Wisdom as Seeing Through Division
Wisdom, or prajna, is not the accumulation of information. It is the clear seeing into the nature of experience. Prajna reveals that what we take to be solid, separate, and fixed is in fact interdependent, impermanent, and relational. Through wisdom, we begin to see that the self we defend and the world we resist arise together.
The Srimala Sutra speaks directly to this depth of wisdom, declaring that the Buddha nature is permanent, blissful, self, and pure, not as a personal essence, but as the luminous ground free from defilement. When prajna awakens, division loosens its grip. We no longer need to protect a fragile self against an imagined other.

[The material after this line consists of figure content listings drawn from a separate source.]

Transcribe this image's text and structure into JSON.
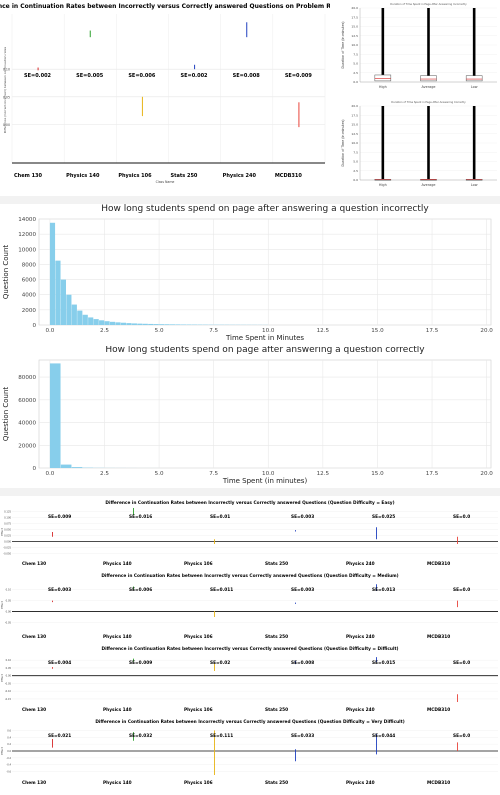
{
  "chart_data": [
    {
      "id": "roulette",
      "type": "errorbar",
      "title": "Difference in Continuation Rates between Incorrectly versus Correctly answered Questions on Problem Roulette",
      "xlabel": "Class Name",
      "ylabel": "Difference (Correct-Incorrect) between continuation rates",
      "categories": [
        "Chem 130",
        "Physics 140",
        "Physics 106",
        "Stats 250",
        "Physics 240",
        "MCDB310"
      ],
      "se_labels": [
        "SE=0.002",
        "SE=0.005",
        "SE=0.006",
        "SE=0.002",
        "SE=0.008",
        "SE=0.009"
      ],
      "ytick_labels": [
        "0.10",
        "0.05",
        "0.00"
      ],
      "ylim": [
        -0.07,
        0.2
      ],
      "series": [
        {
          "color": "#d62728",
          "values": [
            [
              0.098,
              0.103
            ],
            [
              0.158,
              0.17
            ],
            [
              0.015,
              0.05
            ],
            [
              0.1,
              0.108
            ],
            [
              0.158,
              0.185
            ],
            [
              -0.005,
              0.04
            ]
          ]
        }
      ],
      "bar_colors": [
        "#d62728",
        "#2ca02c",
        "#e7b416",
        "#1f3fbf",
        "#1f3fbf",
        "#e8443a"
      ]
    },
    {
      "id": "boxplots",
      "type": "box",
      "panels": [
        {
          "title": "Duration of Time Spent in Page After Answering Incorrectly",
          "ylabel": "Duration of Time (in minutes)",
          "categories": [
            "High",
            "Average",
            "Low"
          ],
          "ytick_labels": [
            "20.0",
            "17.5",
            "15.0",
            "12.5",
            "10.0",
            "7.5",
            "5.0",
            "2.5",
            "0.0"
          ],
          "ylim": [
            0,
            20
          ],
          "boxes": [
            [
              0.3,
              0.9,
              1.9
            ],
            [
              0.3,
              0.8,
              1.7
            ],
            [
              0.3,
              0.8,
              1.7
            ]
          ]
        },
        {
          "title": "Duration of Time Spent in Page After Answering Correctly",
          "ylabel": "Duration of Time (in minutes)",
          "categories": [
            "High",
            "Average",
            "Low"
          ],
          "ytick_labels": [
            "20.0",
            "17.5",
            "15.0",
            "12.5",
            "10.0",
            "7.5",
            "5.0",
            "2.5",
            "0.0"
          ],
          "ylim": [
            0,
            20
          ],
          "boxes": [
            [
              0.05,
              0.1,
              0.2
            ],
            [
              0.05,
              0.1,
              0.2
            ],
            [
              0.05,
              0.1,
              0.2
            ]
          ]
        }
      ]
    },
    {
      "id": "hist_incorrect",
      "type": "bar",
      "title": "How long students spend on page after answering a question incorrectly",
      "xlabel": "Time Spent in Minutes",
      "ylabel": "Question Count",
      "ylim": [
        0,
        14000
      ],
      "xlim": [
        -0.5,
        20.2
      ],
      "ytick_labels": [
        "0",
        "2000",
        "4000",
        "6000",
        "8000",
        "10000",
        "12000",
        "14000"
      ],
      "xtick_labels": [
        "0.0",
        "2.5",
        "5.0",
        "7.5",
        "10.0",
        "12.5",
        "15.0",
        "17.5",
        "20.0"
      ],
      "bin_width": 0.25,
      "values": [
        13500,
        8500,
        6000,
        4000,
        2700,
        1900,
        1350,
        1000,
        780,
        620,
        500,
        420,
        350,
        300,
        250,
        210,
        180,
        160,
        140,
        120,
        105,
        95,
        85,
        75,
        65,
        60,
        55,
        50,
        45,
        40,
        38,
        35,
        32,
        30,
        28,
        26,
        24,
        22,
        20,
        18
      ],
      "color": "#87ceeb"
    },
    {
      "id": "hist_correct",
      "type": "bar",
      "title": "How long students spend on page after answering a question correctly",
      "xlabel": "Time Spent (in minutes)",
      "ylabel": "Question Count",
      "ylim": [
        0,
        95000
      ],
      "xlim": [
        -0.5,
        20.2
      ],
      "ytick_labels": [
        "0",
        "20000",
        "40000",
        "60000",
        "80000"
      ],
      "xtick_labels": [
        "0.0",
        "2.5",
        "5.0",
        "7.5",
        "10.0",
        "12.5",
        "15.0",
        "17.5",
        "20.0"
      ],
      "bin_width": 0.5,
      "values": [
        92000,
        3000,
        800,
        300,
        150,
        80,
        50,
        30,
        20,
        15
      ],
      "color": "#87ceeb"
    },
    {
      "id": "difficulty",
      "type": "errorbar",
      "categories": [
        "Chem 130",
        "Physics 140",
        "Physics 106",
        "Stats 250",
        "Physics 240",
        "MCDB310"
      ],
      "ylabel": "Effect",
      "bar_colors": [
        "#d62728",
        "#2ca02c",
        "#e7b416",
        "#1f3fbf",
        "#1f3fbf",
        "#e8443a"
      ],
      "panels": [
        {
          "title": "Difference in Continuation Rates between Incorrectly versus Correctly answered Questions (Question Difficulty = Easy)",
          "se_labels": [
            "SE=0.009",
            "SE=0.016",
            "SE=0.01",
            "SE=0.003",
            "SE=0.025",
            "SE=0.0"
          ],
          "ytick_labels": [
            "0.125",
            "0.100",
            "0.075",
            "0.050",
            "0.025",
            "0.000",
            "-0.025",
            "-0.050"
          ],
          "ylim": [
            -0.06,
            0.14
          ],
          "intervals": [
            [
              0.02,
              0.04
            ],
            [
              0.11,
              0.14
            ],
            [
              -0.01,
              0.01
            ],
            [
              0.042,
              0.048
            ],
            [
              0.01,
              0.06
            ],
            [
              -0.01,
              0.02
            ]
          ]
        },
        {
          "title": "Difference in Continuation Rates between Incorrectly versus Correctly answered Questions (Question Difficulty = Medium)",
          "se_labels": [
            "SE=0.003",
            "SE=0.006",
            "SE=0.011",
            "SE=0.003",
            "SE=0.013",
            "SE=0.0"
          ],
          "ytick_labels": [
            "0.10",
            "0.05",
            "0.00",
            "-0.05"
          ],
          "ylim": [
            -0.08,
            0.14
          ],
          "intervals": [
            [
              0.043,
              0.05
            ],
            [
              0.1,
              0.115
            ],
            [
              -0.025,
              0.002
            ],
            [
              0.035,
              0.041
            ],
            [
              0.095,
              0.125
            ],
            [
              0.02,
              0.05
            ]
          ]
        },
        {
          "title": "Difference in Continuation Rates between Incorrectly versus Correctly answered Questions (Question Difficulty = Difficult)",
          "se_labels": [
            "SE=0.004",
            "SE=0.009",
            "SE=0.02",
            "SE=0.008",
            "SE=0.015",
            "SE=0.0"
          ],
          "ytick_labels": [
            "0.10",
            "0.05",
            "0.00",
            "-0.05",
            "-0.10",
            "-0.15"
          ],
          "ylim": [
            -0.17,
            0.14
          ],
          "intervals": [
            [
              0.045,
              0.055
            ],
            [
              0.09,
              0.11
            ],
            [
              0.03,
              0.08
            ],
            [
              0.075,
              0.095
            ],
            [
              0.085,
              0.12
            ],
            [
              -0.17,
              -0.12
            ]
          ]
        },
        {
          "title": "Difference in Continuation Rates between Incorrectly versus Correctly answered Questions (Question Difficulty = Very Difficult)",
          "se_labels": [
            "SE=0.021",
            "SE=0.032",
            "SE=0.111",
            "SE=0.033",
            "SE=0.044",
            "SE=0.0"
          ],
          "ytick_labels": [
            "0.6",
            "0.4",
            "0.2",
            "0.0",
            "-0.2",
            "-0.4",
            "-0.6"
          ],
          "ylim": [
            -0.7,
            0.7
          ],
          "intervals": [
            [
              0.1,
              0.35
            ],
            [
              0.3,
              0.55
            ],
            [
              -0.7,
              0.6
            ],
            [
              -0.3,
              0.05
            ],
            [
              -0.1,
              0.5
            ],
            [
              0.0,
              0.25
            ]
          ]
        }
      ]
    }
  ]
}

This wisdom is not abstract. It manifests in how we listen, how we respond, and how we refrain from reacting. It allows us to pause before judgment, to see complexity where we once saw only opposition.
Kindness That Flows From Wisdom
From wisdom naturally arises metta, lovingkindness. Metta (or maitri in Sanskrit), is not sentimental goodwill. It is the embodied recognition that harming another is inseparable from harming oneself. When we see clearly, kindness is no longer a moral obligation. It becomes a natural response.

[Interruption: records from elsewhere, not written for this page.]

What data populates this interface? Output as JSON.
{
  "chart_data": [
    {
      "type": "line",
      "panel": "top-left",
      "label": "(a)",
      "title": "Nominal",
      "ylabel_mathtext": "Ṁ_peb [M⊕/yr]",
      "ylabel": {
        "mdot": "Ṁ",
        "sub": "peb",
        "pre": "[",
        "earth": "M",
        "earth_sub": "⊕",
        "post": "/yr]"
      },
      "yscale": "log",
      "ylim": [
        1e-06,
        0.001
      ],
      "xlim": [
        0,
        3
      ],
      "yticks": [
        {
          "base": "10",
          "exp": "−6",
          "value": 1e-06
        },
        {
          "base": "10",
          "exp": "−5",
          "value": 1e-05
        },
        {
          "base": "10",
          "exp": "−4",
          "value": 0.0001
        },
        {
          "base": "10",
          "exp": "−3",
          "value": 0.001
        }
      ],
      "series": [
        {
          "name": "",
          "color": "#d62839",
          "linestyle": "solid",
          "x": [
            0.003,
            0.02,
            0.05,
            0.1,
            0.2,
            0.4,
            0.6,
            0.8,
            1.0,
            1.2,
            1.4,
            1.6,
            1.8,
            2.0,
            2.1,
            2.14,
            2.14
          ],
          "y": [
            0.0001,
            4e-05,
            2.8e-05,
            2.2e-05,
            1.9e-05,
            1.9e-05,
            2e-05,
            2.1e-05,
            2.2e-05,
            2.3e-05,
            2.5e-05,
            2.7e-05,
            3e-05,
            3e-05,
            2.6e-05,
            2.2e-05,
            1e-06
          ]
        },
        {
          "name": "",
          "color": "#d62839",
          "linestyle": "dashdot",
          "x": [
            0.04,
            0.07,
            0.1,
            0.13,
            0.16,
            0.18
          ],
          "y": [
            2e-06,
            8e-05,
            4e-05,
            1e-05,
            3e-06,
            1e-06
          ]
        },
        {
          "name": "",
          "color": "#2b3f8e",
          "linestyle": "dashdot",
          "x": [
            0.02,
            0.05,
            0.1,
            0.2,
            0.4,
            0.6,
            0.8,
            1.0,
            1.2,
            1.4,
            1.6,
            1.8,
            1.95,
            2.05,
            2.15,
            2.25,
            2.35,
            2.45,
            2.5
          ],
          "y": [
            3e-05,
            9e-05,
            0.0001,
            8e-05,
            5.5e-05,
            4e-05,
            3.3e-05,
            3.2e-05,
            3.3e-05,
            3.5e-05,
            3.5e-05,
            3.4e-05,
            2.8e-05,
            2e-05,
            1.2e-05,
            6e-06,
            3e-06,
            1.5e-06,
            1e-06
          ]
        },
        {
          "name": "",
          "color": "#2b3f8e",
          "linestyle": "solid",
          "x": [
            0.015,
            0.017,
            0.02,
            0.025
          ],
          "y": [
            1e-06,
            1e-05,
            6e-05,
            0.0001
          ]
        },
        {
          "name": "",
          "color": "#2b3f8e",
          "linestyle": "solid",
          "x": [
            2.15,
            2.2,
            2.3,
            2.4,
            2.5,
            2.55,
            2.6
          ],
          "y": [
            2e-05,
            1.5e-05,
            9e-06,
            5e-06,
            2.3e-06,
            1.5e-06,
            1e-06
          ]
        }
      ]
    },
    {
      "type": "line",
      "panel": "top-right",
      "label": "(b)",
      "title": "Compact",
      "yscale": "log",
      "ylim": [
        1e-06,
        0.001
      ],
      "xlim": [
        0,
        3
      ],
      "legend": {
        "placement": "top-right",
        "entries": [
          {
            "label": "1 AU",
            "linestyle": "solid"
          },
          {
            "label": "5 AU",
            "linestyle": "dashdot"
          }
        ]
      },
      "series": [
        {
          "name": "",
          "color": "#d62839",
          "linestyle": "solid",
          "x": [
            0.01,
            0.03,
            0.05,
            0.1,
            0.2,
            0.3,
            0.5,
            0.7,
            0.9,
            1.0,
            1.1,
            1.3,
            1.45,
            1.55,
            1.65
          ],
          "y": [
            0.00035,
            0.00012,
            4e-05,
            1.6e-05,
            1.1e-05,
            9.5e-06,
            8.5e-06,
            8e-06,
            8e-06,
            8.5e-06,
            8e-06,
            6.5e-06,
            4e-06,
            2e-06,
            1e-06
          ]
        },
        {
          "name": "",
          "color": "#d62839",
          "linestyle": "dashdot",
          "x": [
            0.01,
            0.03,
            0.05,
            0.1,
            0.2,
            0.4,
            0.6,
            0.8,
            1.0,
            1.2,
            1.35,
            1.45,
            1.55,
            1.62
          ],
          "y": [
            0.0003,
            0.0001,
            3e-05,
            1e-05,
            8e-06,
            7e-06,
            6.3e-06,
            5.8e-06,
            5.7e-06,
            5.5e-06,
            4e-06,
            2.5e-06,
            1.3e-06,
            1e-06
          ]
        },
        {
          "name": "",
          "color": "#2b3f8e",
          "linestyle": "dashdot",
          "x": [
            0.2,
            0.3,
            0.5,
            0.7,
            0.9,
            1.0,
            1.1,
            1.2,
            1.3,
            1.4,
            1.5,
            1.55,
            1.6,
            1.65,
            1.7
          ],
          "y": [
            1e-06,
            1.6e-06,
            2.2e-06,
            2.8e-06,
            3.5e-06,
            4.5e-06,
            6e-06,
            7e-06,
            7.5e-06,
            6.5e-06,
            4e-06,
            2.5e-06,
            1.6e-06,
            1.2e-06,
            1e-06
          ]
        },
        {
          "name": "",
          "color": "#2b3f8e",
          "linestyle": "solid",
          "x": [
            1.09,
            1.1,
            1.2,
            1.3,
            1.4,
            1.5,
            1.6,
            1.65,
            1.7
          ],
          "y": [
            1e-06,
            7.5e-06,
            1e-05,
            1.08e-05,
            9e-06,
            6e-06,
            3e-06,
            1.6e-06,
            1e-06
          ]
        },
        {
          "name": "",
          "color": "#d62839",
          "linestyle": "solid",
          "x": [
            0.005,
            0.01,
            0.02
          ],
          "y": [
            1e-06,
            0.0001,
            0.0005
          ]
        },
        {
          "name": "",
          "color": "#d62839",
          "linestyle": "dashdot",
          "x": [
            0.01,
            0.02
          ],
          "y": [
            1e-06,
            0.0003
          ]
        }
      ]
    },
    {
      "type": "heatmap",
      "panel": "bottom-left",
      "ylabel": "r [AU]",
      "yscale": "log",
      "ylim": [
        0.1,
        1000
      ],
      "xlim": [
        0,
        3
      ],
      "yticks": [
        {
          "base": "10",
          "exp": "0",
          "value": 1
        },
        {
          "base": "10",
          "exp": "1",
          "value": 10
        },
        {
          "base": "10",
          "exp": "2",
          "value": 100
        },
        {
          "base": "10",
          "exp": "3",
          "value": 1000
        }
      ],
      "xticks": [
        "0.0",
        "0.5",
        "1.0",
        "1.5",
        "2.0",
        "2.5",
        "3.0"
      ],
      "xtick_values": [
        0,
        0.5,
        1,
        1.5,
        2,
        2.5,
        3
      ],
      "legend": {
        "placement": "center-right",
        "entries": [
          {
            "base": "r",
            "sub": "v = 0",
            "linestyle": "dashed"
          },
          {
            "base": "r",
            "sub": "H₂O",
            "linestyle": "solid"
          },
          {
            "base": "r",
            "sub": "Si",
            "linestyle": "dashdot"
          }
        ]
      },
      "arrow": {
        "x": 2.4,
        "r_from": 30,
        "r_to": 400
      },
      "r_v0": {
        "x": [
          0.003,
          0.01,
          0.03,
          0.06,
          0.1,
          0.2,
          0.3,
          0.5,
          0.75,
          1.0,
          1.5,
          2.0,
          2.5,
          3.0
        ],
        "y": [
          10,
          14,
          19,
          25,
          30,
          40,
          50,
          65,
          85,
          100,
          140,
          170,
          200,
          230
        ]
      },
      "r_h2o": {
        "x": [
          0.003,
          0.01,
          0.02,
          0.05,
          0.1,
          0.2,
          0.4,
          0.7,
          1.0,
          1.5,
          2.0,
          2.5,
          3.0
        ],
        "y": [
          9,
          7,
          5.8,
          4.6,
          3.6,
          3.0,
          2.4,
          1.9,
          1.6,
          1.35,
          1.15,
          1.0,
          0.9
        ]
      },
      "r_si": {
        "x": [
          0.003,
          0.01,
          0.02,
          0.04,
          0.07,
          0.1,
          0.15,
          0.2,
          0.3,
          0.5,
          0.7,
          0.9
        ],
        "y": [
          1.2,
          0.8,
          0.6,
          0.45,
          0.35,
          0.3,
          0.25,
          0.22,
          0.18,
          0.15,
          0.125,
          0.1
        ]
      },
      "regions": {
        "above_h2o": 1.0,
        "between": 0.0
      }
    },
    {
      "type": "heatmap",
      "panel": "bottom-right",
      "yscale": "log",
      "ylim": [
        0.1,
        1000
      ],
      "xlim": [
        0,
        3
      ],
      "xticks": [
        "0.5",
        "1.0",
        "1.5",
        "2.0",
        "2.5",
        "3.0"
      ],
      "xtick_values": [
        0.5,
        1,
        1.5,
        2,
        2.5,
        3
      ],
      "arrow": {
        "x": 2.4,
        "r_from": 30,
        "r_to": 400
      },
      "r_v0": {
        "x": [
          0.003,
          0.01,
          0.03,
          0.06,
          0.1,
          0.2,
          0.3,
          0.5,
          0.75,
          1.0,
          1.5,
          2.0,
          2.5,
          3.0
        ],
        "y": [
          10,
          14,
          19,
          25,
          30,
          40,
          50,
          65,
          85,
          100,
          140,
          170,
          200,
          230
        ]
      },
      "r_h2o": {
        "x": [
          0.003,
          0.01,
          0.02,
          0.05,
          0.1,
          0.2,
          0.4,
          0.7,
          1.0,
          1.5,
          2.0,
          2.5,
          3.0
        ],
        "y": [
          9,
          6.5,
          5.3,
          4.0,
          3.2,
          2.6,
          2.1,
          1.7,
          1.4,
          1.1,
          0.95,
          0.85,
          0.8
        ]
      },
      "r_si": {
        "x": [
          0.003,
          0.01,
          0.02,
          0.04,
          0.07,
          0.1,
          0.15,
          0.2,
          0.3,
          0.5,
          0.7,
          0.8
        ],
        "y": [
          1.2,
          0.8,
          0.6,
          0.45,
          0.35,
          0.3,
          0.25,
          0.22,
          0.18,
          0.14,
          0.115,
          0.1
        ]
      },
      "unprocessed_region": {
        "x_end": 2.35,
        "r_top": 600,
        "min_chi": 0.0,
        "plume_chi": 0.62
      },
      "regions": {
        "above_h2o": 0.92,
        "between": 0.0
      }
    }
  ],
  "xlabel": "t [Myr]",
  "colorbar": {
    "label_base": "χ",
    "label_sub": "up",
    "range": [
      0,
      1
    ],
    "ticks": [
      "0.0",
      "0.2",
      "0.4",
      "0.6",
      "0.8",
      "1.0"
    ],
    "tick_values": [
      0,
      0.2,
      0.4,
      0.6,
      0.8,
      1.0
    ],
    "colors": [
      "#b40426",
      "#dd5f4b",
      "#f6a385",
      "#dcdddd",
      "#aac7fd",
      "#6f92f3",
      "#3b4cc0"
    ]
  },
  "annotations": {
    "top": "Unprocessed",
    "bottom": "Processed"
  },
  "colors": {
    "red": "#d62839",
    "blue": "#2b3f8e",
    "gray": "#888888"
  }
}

The Buddha himself demonstrated this again and again. When confronted with hostility, he responded without hatred. When misunderstood, he did not harden. His compassion was not weakness, but clarity in action.
Shinran Shonin, the founder of Shin Buddhism, expressed this same truth through humility. He taught that awakening does not arise from perfecting ourselves, but from entrusting ourselves to the Boundless Compassion. In recognizing our limitations, kindness toward ourselves becomes possible, and from that, kindness toward others flows.
The Heart That Is Settled
In the Jodo Shu’s Seizan tradition, the Anjin Ketsujo Sho speaks of the settling of the heart. Here, heart does not mean the physical organ, nor merely emotion. It refers to the core of our being, where thought, feeling, and awareness converge. In Buddhist terms, heart and mind are not separate. They are one functioning reality.

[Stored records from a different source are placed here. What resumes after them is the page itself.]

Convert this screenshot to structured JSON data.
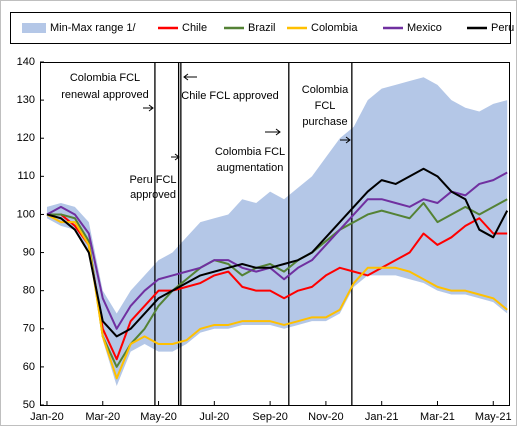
{
  "chart_data": {
    "type": "line",
    "x": [
      0,
      0.5,
      1,
      1.5,
      2,
      2.5,
      3,
      3.5,
      4,
      4.5,
      5,
      5.5,
      6,
      6.5,
      7,
      7.5,
      8,
      8.5,
      9,
      9.5,
      10,
      10.5,
      11,
      11.5,
      12,
      12.5,
      13,
      13.5,
      14,
      14.5,
      15,
      15.5,
      16,
      16.5
    ],
    "xlim": [
      -0.25,
      16.6
    ],
    "xticks": [
      {
        "value": 0,
        "label": "Jan-20"
      },
      {
        "value": 2,
        "label": "Mar-20"
      },
      {
        "value": 4,
        "label": "May-20"
      },
      {
        "value": 6,
        "label": "Jul-20"
      },
      {
        "value": 8,
        "label": "Sep-20"
      },
      {
        "value": 10,
        "label": "Nov-20"
      },
      {
        "value": 12,
        "label": "Jan-21"
      },
      {
        "value": 14,
        "label": "Mar-21"
      },
      {
        "value": 16,
        "label": "May-21"
      }
    ],
    "ylim": [
      50,
      140
    ],
    "yticks": [
      50,
      60,
      70,
      80,
      90,
      100,
      110,
      120,
      130,
      140
    ],
    "band": {
      "name": "Min-Max range 1/",
      "color": "#b4c7e7",
      "upper": [
        102,
        103,
        102,
        98,
        80,
        74,
        80,
        84,
        88,
        90,
        94,
        98,
        99,
        100,
        104,
        103,
        106,
        104,
        107,
        110,
        115,
        120,
        123,
        130,
        133,
        134,
        135,
        136,
        134,
        130,
        128,
        127,
        129,
        130
      ],
      "lower": [
        99,
        97,
        96,
        90,
        67,
        55,
        64,
        66,
        64,
        64,
        66,
        69,
        70,
        70,
        71,
        71,
        71,
        70,
        71,
        72,
        72,
        74,
        81,
        84,
        84,
        84,
        83,
        82,
        80,
        79,
        79,
        78,
        77,
        74
      ]
    },
    "series": [
      {
        "name": "Chile",
        "color": "#ff0000",
        "values": [
          100,
          100,
          97,
          92,
          70,
          62,
          72,
          76,
          80,
          80,
          81,
          82,
          84,
          85,
          81,
          80,
          80,
          78,
          80,
          81,
          84,
          86,
          85,
          84,
          86,
          88,
          90,
          95,
          92,
          94,
          97,
          99,
          95,
          95
        ]
      },
      {
        "name": "Brazil",
        "color": "#548235",
        "values": [
          100,
          100,
          99,
          93,
          68,
          60,
          66,
          70,
          76,
          80,
          83,
          86,
          88,
          87,
          84,
          86,
          87,
          85,
          88,
          90,
          93,
          96,
          98,
          100,
          101,
          100,
          99,
          103,
          98,
          100,
          102,
          100,
          102,
          104
        ]
      },
      {
        "name": "Colombia",
        "color": "#ffc000",
        "values": [
          100,
          98,
          98,
          92,
          68,
          57,
          66,
          68,
          66,
          66,
          67,
          70,
          71,
          71,
          72,
          72,
          72,
          71,
          72,
          73,
          73,
          75,
          82,
          86,
          86,
          86,
          85,
          83,
          81,
          80,
          80,
          79,
          78,
          75
        ]
      },
      {
        "name": "Mexico",
        "color": "#7030a0",
        "values": [
          100,
          102,
          100,
          95,
          78,
          70,
          76,
          80,
          83,
          84,
          85,
          86,
          88,
          88,
          86,
          85,
          86,
          83,
          86,
          88,
          92,
          96,
          100,
          104,
          104,
          103,
          102,
          104,
          103,
          106,
          105,
          108,
          109,
          111
        ]
      },
      {
        "name": "Peru",
        "color": "#000000",
        "values": [
          100,
          99,
          96,
          90,
          72,
          68,
          70,
          74,
          78,
          80,
          82,
          84,
          85,
          86,
          87,
          86,
          86,
          87,
          88,
          90,
          94,
          98,
          102,
          106,
          109,
          108,
          110,
          112,
          110,
          106,
          104,
          96,
          94,
          101
        ]
      }
    ],
    "events": [
      {
        "x": 3.87,
        "lines": [
          "Colombia FCL",
          "renewal approved"
        ]
      },
      {
        "x": 4.72,
        "lines": [
          "Peru FCL",
          "approved"
        ]
      },
      {
        "x": 4.8,
        "lines": [
          "Chile FCL approved"
        ]
      },
      {
        "x": 8.67,
        "lines": [
          "Colombia FCL",
          "augmentation"
        ]
      },
      {
        "x": 10.93,
        "lines": [
          "Colombia",
          "FCL",
          "purchase"
        ]
      }
    ]
  }
}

A settled heart is not one free from difficulty. It is one no longer torn apart by self-division. The Anjin Ketsujo Sho teaches that when entrusting is complete, the heart is settled beyond calculation and doubt. This is not passivity. It is stability rooted in trust.
Inner Transformation, Not Social Engineering
Buddhism does not promise to fix the world by force of ideology. It begins with inner transformation. The question it asks is simple and demanding: how do we meet experience when it arises?
We do not wait to become better versions of ourselves before practicing. We do not wait for self-doubt to disappear before extending kindness inward. Practice begins precisely here, in the midst of uncertainty and fragmentation.
Dzogchen expresses this with remarkable simplicity: awareness does not need to be corrected, only recognized. Zen echoes the same truth in fewer words: nothing is lacking.
The Chinese master Zhiyi described the Middle Way not as a compromise between extremes, but as their transcendence. True balance arises when we no longer cling to either side of a duality. Wisdom sees emptiness. Compassion engages form. Together, they function as one.
The Middle Way We Offer
In a divided world, Buddhism does not offer slogans or easy resolutions. It offers something quieter and more enduring: a way of seeing, a way of being, and a way of relating that does not depend on certainty, perfection, or exclusion.
The Middle Way is not an abstract doctrine. It is lived wisdom, lived kindness, and lived depth. It is the capacity to remain present without collapsing into despair or clinging to righteousness. It is the courage to meet ourselves without violence and others without fear.
As I spoke those words beneath the autumn branches, I did not know where they would lead. Now I see that they point back to the same place the Dharma always points: to this moment, this life, and this possibility of meeting division not with more division, but with understanding, compassion, and trust.